There are some limitations in current study. First, it was a retrospective study conducted at a single center, inherently carrying biases related to patient selection and data collection. Second, the follow-up period in the AT-HAIC group was not long enough, resulting in the median OS not yet being reached. Third, the study primarily focused on efficacy endpoints and lacked a detailed analysis of treatment-related adverse events. In the future, efforts should be made to extend the follow-up period to assess long-term efficacy and survival benefits.

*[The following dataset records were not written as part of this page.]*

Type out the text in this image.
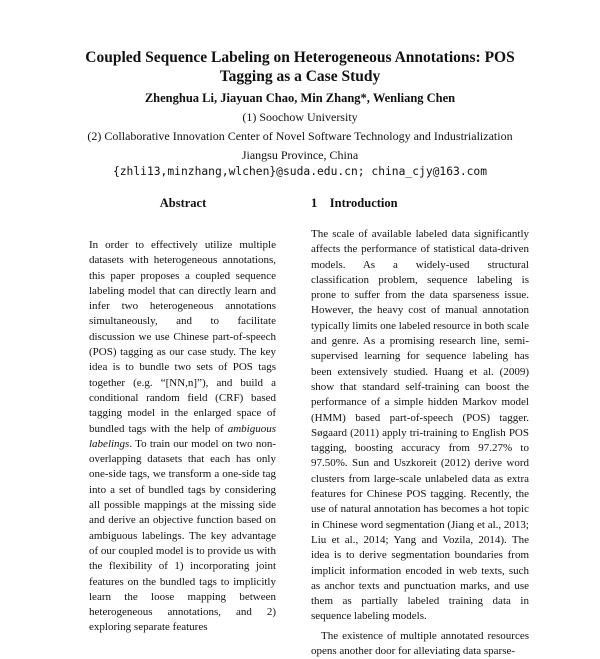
Coupled Sequence Labeling on Heterogeneous Annotations: POS Tagging as a Case Study
Zhenghua Li, Jiayuan Chao, Min Zhang*, Wenliang Chen
(1) Soochow University
(2) Collaborative Innovation Center of Novel Software Technology and Industrialization
Jiangsu Province, China
{zhli13,minzhang,wlchen}@suda.edu.cn; china_cjy@163.com
Abstract	1    Introduction

In order to effectively utilize multiple datasets with heterogeneous annotations, this paper proposes a coupled sequence labeling model that can directly learn and infer two heterogeneous annotations simultaneously, and to facilitate discussion we use Chinese part-of-speech (POS) tagging as our case study. The key idea is to bundle two sets of POS tags together (e.g. “[NN,n]”), and build a conditional random field (CRF) based tagging model in the enlarged space of bundled tags with the help of ambiguous labelings. To train our model on two non-overlapping datasets that each has only one-side tags, we transform a one-side tag into a set of bundled tags by considering all possible mappings at the missing side and derive an objective function based on ambiguous labelings. The key advantage of our coupled model is to provide us with the flexibility of 1) incorporating joint features on the bundled tags to implicitly learn the loose mapping between heterogeneous annotations, and 2) exploring separate features

The scale of available labeled data significantly affects the performance of statistical data-driven models. As a widely-used structural classification problem, sequence labeling is prone to suffer from the data sparseness issue. However, the heavy cost of manual annotation typically limits one labeled resource in both scale and genre. As a promising research line, semi-supervised learning for sequence labeling has been extensively studied. Huang et al. (2009) show that standard self-training can boost the performance of a simple hidden Markov model (HMM) based part-of-speech (POS) tagger. Søgaard (2011) apply tri-training to English POS tagging, boosting accuracy from 97.27% to 97.50%. Sun and Uszkoreit (2012) derive word clusters from large-scale unlabeled data as extra features for Chinese POS tagging. Recently, the use of natural annotation has becomes a hot topic in Chinese word segmentation (Jiang et al., 2013; Liu et al., 2014; Yang and Vozila, 2014). The idea is to derive segmentation boundaries from implicit information encoded in web texts, such as anchor texts and punctuation marks, and use them as partially labeled training data in sequence labeling models.

The existence of multiple annotated resources opens another door for alleviating data sparse-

Additionally, basic research should be conducted to explore the molecular mechanisms underlying these differences.

In summary, when combined with hepatic arterial infusion chemotherapy, systemic therapy that incorporates an orally administered small-molecule anti-angiogenic drug with PD-(L)1 inhibitors outperforms large-molecule immunotherapy in controlling disease progression and prolonging overall survival. This approach may prove more effective in real-world clinical settings, positioning it as a promising alternative therapeutic strategy for HCC.